If your website is already built, then you will be pleased to know that there are a whole host of excellent tools and software which can assess the current page load speed of your site and help you develop a faster, more efficient, and all-around improved website experience for your users.
This is not the correct place to analyse every specific page load speed tool of software provider on the market, more to point you in the direction of a small number of high quality providers:
• Page Speed – Google Developers. Evaluates the performance of web pages and get suggestions on how to improve them.
• Website speed test. Use this free Website Speed Test from Pingdom Tools to analyse the load speed of your websites.
• Website Speed and Performance Optimization. GTmetrix is a free tool that analyses your page’s speed performance.
SEO and Page Load Speed
So, the second question is: whilst we know that improving page load speed will no doubt enhance the end-user experience of your website, will it also raise the ranking of your website in the search engines?
Well, we can do no worse than start with reiterating a message from Google in 2010. In this announcement Google unequivocally stated that website speed would begin to have an impact on search ranking. Or, in other words, the speed at which someone could view the content from a search result would be a ranking factor. A video from leading Googler Matt Cutts (head of the Google web spam team) elaborated further.
Now, it is at this point that many have in the past and some will probably still get carried away with digging frantically into the SEO ramifications and divine importance of page load speed for the purpose of SEO. This is the WRONG approach. What Google is saying here is that it will be attributing a higher value/importance on the factor of page load speed – because it plays an increasingly important role in end-user experience.
It is this last phrase that should be the key take-away from the Google statement(s). A poor performing website results in a poor user experience, and sites with poor user experiences deserve less promotion in search results.

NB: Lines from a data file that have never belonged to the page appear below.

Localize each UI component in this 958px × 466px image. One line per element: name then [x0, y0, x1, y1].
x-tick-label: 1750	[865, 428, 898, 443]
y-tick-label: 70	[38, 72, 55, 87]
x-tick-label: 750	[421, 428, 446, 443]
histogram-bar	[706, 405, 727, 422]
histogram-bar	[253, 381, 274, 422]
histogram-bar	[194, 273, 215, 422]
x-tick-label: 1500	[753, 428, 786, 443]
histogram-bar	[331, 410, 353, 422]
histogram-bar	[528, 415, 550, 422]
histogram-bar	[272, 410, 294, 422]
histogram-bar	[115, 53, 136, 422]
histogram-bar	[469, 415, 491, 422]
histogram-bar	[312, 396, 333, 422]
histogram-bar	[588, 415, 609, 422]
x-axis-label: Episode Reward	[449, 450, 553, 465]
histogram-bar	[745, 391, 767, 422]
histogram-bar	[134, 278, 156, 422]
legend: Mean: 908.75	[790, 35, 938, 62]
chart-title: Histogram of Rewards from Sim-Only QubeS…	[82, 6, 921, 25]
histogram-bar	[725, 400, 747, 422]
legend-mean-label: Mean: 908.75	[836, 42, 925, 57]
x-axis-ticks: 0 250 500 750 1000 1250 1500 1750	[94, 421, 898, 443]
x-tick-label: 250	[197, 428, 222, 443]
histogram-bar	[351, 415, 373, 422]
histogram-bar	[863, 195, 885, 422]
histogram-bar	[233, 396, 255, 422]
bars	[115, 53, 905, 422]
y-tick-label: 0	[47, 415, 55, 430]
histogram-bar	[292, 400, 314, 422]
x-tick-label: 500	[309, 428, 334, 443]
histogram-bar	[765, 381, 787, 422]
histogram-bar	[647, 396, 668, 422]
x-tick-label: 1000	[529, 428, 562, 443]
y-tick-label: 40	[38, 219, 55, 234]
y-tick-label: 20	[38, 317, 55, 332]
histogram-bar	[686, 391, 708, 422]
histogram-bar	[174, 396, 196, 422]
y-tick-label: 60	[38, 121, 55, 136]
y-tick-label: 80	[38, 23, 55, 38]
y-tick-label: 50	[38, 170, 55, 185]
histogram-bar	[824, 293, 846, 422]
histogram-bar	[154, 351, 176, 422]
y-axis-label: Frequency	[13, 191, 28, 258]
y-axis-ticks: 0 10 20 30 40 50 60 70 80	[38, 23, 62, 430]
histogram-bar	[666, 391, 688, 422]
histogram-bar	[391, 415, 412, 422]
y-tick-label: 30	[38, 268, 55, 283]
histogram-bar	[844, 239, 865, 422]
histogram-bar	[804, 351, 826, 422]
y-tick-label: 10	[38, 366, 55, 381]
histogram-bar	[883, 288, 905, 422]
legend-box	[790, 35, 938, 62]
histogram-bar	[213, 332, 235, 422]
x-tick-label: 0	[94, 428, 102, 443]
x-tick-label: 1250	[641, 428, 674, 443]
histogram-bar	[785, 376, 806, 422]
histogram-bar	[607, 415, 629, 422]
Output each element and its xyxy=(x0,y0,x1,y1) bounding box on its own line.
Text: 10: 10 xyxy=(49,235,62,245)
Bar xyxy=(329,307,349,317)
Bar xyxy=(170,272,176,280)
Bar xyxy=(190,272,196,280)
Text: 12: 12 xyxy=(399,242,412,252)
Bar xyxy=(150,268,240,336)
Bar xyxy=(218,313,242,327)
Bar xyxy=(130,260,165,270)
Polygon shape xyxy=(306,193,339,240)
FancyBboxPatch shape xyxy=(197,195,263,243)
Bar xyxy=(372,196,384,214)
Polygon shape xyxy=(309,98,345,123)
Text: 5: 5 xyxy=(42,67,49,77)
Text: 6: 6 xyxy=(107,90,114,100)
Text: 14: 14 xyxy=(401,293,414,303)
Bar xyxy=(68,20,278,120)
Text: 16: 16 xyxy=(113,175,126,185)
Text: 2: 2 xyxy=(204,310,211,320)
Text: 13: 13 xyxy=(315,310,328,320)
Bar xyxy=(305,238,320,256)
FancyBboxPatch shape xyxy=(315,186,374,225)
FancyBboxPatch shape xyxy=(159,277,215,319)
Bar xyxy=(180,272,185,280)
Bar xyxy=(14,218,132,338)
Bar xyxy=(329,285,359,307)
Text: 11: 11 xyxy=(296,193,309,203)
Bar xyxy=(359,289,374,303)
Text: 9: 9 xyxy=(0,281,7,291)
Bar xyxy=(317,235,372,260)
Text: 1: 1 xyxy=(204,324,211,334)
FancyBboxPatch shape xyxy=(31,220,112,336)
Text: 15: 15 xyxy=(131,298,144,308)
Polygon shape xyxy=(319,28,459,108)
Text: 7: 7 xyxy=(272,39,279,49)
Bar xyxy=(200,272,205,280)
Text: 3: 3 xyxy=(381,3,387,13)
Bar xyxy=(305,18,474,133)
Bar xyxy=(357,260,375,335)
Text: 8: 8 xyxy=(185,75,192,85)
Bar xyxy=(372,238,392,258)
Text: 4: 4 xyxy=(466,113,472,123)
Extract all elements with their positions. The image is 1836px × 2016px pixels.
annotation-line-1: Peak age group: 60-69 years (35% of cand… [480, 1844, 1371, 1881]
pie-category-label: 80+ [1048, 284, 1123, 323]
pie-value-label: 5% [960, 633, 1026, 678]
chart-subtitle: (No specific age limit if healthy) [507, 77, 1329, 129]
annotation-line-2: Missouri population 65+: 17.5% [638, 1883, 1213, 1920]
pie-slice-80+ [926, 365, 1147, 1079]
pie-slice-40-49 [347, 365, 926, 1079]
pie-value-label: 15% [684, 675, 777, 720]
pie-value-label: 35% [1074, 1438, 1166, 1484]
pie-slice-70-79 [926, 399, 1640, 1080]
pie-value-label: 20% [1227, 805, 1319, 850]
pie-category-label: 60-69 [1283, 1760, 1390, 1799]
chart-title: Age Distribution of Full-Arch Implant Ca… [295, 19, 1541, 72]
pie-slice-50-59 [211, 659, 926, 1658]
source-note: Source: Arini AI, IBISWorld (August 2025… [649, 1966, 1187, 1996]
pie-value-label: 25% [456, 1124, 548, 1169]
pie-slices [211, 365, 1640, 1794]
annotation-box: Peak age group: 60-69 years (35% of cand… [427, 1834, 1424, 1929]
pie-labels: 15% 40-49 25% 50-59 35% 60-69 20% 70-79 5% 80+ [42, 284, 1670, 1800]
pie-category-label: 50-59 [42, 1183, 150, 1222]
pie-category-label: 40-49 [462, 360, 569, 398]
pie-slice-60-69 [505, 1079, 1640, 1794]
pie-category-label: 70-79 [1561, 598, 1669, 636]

The specifics of what metrics Google is actually using in regards to page speed is open to on-going debate and discussion. As we know Google, whilst being far more open and communicative than it ever used to be, is still (quite rightly, in my opinion) secretive as to the finer details.
I would recommend that you take a fresh look at your website load speed. This would have the twin objectives of:
1. Improving everyone’s experience of your website on the Internet.
2. Improving your ranking in search engines.